Search code examples
nlpword2vecgensimdoc2vec

how to use build_vocab in gensim?


  1. Build_vocab extend my old vocabulary?

For example, my idea is when I use doc2vec(s) to train a model, it just builds the vocabulary from the datasets. If I want to extend it, I need to use build_vocab()

  1. Where should I use it? Should I put it after "gensim.doc2vec()"?

For example:

sentences = gensim.models.doc2vec.TaggedLineDocument(f_path)
dm_model = gensim.models.doc2vec.Doc2Vec(sentences, dm=1, size=300, window=8, min_count=5, workers=4)
dm_model.build_vocab()

Solution

  • You should follow working examples in gensim documentation/tutorials/notebooks or online tutorials to understand which steps are necessary and in what order.

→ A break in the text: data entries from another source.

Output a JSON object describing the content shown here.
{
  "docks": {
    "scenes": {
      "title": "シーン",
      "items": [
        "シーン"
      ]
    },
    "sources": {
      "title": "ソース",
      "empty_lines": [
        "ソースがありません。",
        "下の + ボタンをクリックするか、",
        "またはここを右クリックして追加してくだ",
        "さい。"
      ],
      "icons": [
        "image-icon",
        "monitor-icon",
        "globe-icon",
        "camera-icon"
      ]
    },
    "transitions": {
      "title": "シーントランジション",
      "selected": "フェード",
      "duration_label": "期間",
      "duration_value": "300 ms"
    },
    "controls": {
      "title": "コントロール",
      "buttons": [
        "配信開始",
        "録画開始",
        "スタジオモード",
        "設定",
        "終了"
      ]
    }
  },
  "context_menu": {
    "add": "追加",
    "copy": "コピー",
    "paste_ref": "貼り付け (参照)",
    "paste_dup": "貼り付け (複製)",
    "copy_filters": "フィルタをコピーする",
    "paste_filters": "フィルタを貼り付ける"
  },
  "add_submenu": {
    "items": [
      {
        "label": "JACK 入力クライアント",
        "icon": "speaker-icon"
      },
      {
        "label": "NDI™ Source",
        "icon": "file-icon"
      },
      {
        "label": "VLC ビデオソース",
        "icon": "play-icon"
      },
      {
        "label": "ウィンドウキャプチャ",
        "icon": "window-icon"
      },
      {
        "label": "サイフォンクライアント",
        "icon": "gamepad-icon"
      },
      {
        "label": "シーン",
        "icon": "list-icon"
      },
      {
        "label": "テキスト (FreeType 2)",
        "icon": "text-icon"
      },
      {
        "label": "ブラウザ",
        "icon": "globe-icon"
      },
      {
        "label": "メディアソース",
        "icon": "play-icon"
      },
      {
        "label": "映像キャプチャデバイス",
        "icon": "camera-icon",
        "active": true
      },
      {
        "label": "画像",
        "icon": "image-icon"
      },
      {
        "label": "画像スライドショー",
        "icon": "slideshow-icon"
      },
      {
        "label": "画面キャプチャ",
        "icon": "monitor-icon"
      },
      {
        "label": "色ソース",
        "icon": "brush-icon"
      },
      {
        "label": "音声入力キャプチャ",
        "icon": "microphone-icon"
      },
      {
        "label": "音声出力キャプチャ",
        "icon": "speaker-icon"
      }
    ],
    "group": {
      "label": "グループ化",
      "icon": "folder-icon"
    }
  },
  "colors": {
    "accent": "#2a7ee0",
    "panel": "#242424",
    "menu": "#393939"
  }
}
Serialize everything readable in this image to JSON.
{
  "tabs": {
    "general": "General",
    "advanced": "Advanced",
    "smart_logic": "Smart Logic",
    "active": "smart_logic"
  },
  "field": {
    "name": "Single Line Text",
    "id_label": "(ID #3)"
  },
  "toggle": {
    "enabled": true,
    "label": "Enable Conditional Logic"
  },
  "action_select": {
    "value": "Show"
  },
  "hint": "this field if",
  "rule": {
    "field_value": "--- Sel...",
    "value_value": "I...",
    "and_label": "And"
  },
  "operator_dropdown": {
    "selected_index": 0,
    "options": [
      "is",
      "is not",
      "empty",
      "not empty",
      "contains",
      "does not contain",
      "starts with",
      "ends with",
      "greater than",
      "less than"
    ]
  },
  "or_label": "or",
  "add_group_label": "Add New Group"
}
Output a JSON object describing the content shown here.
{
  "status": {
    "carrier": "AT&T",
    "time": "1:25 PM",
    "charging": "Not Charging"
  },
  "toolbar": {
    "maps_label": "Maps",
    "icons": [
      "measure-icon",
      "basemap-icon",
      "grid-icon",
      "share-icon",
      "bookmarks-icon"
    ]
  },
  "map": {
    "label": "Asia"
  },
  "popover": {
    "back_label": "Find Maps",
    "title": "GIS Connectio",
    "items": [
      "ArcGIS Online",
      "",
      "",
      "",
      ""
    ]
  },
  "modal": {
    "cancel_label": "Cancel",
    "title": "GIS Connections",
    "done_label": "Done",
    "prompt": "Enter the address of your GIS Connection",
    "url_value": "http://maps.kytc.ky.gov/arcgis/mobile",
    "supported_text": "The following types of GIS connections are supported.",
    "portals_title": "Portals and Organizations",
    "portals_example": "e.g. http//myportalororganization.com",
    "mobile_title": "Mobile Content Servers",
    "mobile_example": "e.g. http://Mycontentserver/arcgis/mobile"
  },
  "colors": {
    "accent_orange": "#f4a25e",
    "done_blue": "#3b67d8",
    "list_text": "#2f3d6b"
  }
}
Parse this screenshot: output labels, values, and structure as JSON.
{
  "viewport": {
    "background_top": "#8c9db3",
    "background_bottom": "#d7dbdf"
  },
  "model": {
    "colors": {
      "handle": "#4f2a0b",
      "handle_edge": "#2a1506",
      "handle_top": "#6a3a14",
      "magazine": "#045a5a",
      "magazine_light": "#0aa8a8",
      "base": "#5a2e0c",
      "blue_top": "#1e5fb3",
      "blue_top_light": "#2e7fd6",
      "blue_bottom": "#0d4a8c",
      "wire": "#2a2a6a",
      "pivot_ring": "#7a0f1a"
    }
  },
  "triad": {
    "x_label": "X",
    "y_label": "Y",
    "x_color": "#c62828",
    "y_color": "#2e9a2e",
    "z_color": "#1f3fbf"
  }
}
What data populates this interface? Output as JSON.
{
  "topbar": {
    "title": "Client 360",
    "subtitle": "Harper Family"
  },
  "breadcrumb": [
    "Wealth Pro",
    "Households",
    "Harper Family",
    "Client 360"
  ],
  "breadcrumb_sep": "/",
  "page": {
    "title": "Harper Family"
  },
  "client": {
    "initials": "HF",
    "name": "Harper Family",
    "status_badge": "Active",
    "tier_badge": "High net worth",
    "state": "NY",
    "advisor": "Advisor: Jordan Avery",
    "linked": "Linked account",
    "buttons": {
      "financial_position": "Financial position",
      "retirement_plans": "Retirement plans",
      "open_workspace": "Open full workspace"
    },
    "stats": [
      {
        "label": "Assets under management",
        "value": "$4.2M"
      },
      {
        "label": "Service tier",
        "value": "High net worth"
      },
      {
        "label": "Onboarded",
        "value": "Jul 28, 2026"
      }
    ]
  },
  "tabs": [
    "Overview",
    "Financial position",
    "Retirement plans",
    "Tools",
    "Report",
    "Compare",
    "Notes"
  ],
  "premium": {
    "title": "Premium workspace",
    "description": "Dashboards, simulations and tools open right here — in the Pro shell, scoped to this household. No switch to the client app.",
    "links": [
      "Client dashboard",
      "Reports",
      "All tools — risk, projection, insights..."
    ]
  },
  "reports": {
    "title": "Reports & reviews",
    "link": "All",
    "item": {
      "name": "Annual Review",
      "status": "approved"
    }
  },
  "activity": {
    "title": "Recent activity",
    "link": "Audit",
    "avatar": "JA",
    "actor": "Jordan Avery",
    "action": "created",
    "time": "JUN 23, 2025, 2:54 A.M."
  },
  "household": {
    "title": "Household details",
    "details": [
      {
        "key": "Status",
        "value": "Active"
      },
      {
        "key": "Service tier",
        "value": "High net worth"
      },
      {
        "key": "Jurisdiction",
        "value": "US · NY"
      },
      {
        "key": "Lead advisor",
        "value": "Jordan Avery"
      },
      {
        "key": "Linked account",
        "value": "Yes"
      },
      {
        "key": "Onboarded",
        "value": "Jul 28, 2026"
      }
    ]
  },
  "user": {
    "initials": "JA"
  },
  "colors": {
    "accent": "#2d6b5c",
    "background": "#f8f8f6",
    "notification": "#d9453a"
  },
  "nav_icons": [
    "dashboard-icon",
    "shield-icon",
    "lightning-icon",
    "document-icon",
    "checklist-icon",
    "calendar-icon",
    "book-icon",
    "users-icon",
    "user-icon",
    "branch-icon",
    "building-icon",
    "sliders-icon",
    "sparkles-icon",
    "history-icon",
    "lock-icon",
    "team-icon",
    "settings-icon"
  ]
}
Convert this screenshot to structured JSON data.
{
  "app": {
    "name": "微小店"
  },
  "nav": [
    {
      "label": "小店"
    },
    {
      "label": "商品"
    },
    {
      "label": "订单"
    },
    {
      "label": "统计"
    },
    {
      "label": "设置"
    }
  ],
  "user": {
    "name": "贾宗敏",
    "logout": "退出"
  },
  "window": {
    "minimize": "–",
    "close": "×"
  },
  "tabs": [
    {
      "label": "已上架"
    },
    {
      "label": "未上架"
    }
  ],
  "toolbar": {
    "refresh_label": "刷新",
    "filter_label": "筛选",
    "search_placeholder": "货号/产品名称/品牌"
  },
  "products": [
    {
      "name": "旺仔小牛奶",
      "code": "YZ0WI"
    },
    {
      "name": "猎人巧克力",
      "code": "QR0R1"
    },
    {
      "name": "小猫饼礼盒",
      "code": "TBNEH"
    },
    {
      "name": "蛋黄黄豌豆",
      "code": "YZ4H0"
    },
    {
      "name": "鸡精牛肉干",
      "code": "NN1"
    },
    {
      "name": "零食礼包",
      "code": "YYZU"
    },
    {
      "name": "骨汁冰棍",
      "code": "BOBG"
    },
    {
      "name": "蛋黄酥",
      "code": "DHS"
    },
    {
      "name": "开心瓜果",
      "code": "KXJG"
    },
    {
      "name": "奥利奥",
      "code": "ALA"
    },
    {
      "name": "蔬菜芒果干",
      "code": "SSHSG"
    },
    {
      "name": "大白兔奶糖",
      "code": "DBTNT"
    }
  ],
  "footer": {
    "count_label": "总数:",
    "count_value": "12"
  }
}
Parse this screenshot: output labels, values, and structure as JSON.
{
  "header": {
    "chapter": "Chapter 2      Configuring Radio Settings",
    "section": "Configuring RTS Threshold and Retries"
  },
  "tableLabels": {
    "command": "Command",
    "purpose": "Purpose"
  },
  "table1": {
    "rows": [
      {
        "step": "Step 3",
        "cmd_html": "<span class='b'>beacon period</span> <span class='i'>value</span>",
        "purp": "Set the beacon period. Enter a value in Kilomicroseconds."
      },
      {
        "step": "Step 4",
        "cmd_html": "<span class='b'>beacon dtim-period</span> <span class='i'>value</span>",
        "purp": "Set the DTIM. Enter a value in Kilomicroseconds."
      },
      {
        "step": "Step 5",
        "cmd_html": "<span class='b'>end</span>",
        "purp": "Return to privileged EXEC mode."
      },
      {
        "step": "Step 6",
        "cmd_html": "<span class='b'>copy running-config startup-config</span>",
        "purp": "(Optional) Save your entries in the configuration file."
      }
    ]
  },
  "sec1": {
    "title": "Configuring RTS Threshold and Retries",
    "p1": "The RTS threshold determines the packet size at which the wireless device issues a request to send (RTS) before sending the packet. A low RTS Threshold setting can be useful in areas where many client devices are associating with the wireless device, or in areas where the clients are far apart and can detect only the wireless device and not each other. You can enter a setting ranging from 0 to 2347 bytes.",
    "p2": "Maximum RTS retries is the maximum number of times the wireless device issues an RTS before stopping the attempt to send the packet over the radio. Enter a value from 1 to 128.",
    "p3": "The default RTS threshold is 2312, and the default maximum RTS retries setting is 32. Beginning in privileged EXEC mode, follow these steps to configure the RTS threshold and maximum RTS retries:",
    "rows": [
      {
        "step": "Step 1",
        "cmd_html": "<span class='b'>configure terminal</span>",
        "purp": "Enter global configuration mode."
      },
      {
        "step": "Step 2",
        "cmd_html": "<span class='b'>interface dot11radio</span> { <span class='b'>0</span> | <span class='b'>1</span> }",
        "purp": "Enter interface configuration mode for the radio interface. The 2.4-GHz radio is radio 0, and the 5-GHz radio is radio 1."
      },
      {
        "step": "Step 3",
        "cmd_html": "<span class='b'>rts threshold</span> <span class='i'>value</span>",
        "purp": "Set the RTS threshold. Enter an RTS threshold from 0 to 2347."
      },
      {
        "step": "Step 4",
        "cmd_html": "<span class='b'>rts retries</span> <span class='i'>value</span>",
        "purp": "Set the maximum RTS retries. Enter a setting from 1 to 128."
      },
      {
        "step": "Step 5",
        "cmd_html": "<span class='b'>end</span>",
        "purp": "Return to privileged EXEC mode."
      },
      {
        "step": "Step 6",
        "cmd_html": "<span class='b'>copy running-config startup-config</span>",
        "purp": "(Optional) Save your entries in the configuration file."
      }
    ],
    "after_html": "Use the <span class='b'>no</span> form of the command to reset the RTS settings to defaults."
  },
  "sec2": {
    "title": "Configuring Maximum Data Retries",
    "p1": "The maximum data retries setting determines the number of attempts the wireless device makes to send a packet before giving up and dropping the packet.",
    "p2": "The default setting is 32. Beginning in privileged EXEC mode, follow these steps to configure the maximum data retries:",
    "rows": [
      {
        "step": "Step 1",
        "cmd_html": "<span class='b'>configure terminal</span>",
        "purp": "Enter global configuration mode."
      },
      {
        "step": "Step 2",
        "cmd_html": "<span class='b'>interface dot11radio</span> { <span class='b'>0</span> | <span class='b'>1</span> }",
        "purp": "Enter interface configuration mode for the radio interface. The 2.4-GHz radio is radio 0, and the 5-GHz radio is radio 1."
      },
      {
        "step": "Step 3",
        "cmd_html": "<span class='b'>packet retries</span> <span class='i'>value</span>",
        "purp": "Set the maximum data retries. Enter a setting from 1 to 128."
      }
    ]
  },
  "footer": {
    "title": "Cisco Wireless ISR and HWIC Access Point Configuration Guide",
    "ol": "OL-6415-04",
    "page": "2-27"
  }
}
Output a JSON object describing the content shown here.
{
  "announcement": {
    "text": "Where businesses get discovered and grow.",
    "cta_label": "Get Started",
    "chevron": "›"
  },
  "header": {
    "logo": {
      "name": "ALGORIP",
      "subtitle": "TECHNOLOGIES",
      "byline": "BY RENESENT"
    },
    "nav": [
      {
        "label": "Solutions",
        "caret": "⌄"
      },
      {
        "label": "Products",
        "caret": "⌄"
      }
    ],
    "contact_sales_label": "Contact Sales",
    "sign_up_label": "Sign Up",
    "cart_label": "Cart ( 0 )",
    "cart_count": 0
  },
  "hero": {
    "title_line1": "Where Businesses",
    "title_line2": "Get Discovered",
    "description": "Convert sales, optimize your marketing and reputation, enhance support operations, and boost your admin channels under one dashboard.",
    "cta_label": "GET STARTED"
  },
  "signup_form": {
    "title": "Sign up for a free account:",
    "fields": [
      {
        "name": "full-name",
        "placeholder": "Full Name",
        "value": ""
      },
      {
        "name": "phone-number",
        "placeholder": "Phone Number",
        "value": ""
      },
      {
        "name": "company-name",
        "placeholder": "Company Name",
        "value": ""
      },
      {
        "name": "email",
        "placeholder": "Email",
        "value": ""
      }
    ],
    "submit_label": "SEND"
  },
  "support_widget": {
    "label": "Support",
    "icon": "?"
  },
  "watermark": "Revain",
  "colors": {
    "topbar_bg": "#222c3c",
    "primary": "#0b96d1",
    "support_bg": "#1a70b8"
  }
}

    In particular, if you provide your sentences corpus iterable on the Doc2Vec() initialization, it will automatically do both the vocabulary-discovery pass and all training – so you don’t then need to call either build_vocab() or train() yourself. And further, you would never call build_vocab() with no arguments. (No working example in docs or online will do what your code does – so don’t improvise new things until you’ve followed the examples and know why they do what they do.)

    There is an optional update argument to build_vocab(), which purports to allow the expansion of a vocabulary from an earlier training session (in preparation for further training with the newer words). HOWEVER, it’s only been developed/tested with regard to Word2Vec models – there are reports it causes crashes when used with Doc2Vec. And even in Word2Vec, its overall effects and best-ways-to-use aren’t clear, across all training modes. So I don’t recommend its use except for experts who can read & interpret the source code, and many involved tradeoffs, on their own. If you receive a chunk of new texts, with new words, the best-grounded course of action, and easiest to evaluate/reason-about, is to re-train from scratch, using a combined corpus of all text examples.